One element of fishing that everyone realizes early on is that it’s nearly impossible to own one setup for a variety of species. It’s hard to pull in monster pike on a steelhead combo, and casting a small panfish lure on the 8-pound line you use for bass is just not going to happen. This is why anglers who like to seek out a few different species have completely different sets of tackle for each. If panfish are a species that you’re interested in, and you’re thinking about picking up a whole set of tackle just for bluegill, perch, and crappie, then today you’re in luck. I’ve come up with a brief list of what you’ll need, as well as some suggestions for specific products that I’ve found to be quite useful over the years.
When it comes to rods for panfish, the length is really going to vary depending on your own personal preferences. Most rod companies offer a selection of lightweight models, and some even offer rods specifically designed for panfish. St. Croix’s Triumph series includes some quality rods in panfish sizes for a reasonable cost, and Bass Pro Shops’ Microlite series is designed for light tackle fishing. Most panfish rods won’t be very expensive and you’ll want to match up the action or length with the types of lures you’ll be using mostly. Reels are a little easier, as most models are available in a range of sizes for different species. Popular reels for panfish include Abu Garcia’s Cardinal, Pflueger’s Trion or President, and Bass Pro Shops’ Microlite Elite, all of which cost only around $40.

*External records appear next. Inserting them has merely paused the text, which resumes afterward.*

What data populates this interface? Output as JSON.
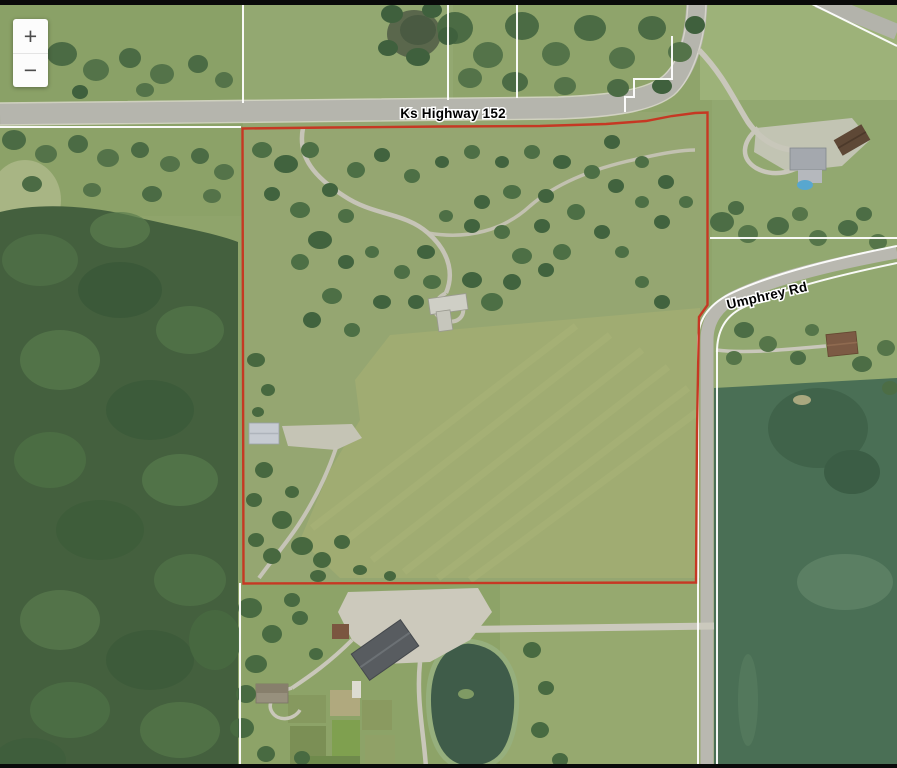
{
  "map_labels": {
    "highway": "Ks Highway 152",
    "road": "Umphrey Rd"
  },
  "zoom_control": {
    "zoom_in_label": "+",
    "zoom_out_label": "−"
  },
  "colors": {
    "boundary": "#c63823",
    "parcel_line": "#ffffff",
    "road": "#b7b6ae",
    "field": "#8fa46b",
    "forest": "#44603e",
    "crop_field": "#4a6f55",
    "water": "#3d5a49",
    "label_fill": "#000000",
    "label_halo": "#ffffff"
  }
}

When it comes to line, you don’t really have to go crazy. Most monofilaments will work just fine. However, if you’re fishing a location with a lot of weeds or logs, it might be worth it to invest in braid. Most any line is available in strengths as light as 4-pound test, and a braid of 4-pound test will be even thinner than mono of the same strength, which means further casting and more sensitivity.
Many anglers like to use live bait, such as wax worms or minnows, for panfish. These will always work well, but some anglers also like to throw lures. The Bobby Garland line of panfish plastics is a popular choice, as are any small curltail grubs or minnows. Also, Strike King and Booyah both offer spinnerbaits in panfish sizes tha have worked wonders for me personally. Perhaps one of the most desired panfish lures, at least from my experiences, is the Beetle Spin lure. Comprised of a soft plastic with a metal arm and a blade, much like a spinnerbait, these lures fly off the shelves each year. Furthermore, you can find lure kits, equipped with a variety of soft and hard lures for panfish, at nearly any retailer.
If your goal is to fill the cooler, then I would suggest live bait suspended from a crappie rig. I’ve had great luck in the past rigging two minnows or worms to a crappie rig and either attaching a weight to get it to the bottom, or suspending it beneath a bobber. Either way, catching two fish at once is a great reward and will fill your cooler, and your fridge, twice as fast.
Believe it or not, there are many anglers who do not want to get into panfish. They don’t think it will be fun, due to the smaller size of the fish. However, anyone who has their own panfish rig can tell you that a slab crappie on a light tackle is a fun time! Besides, that means more for the rest of us, right?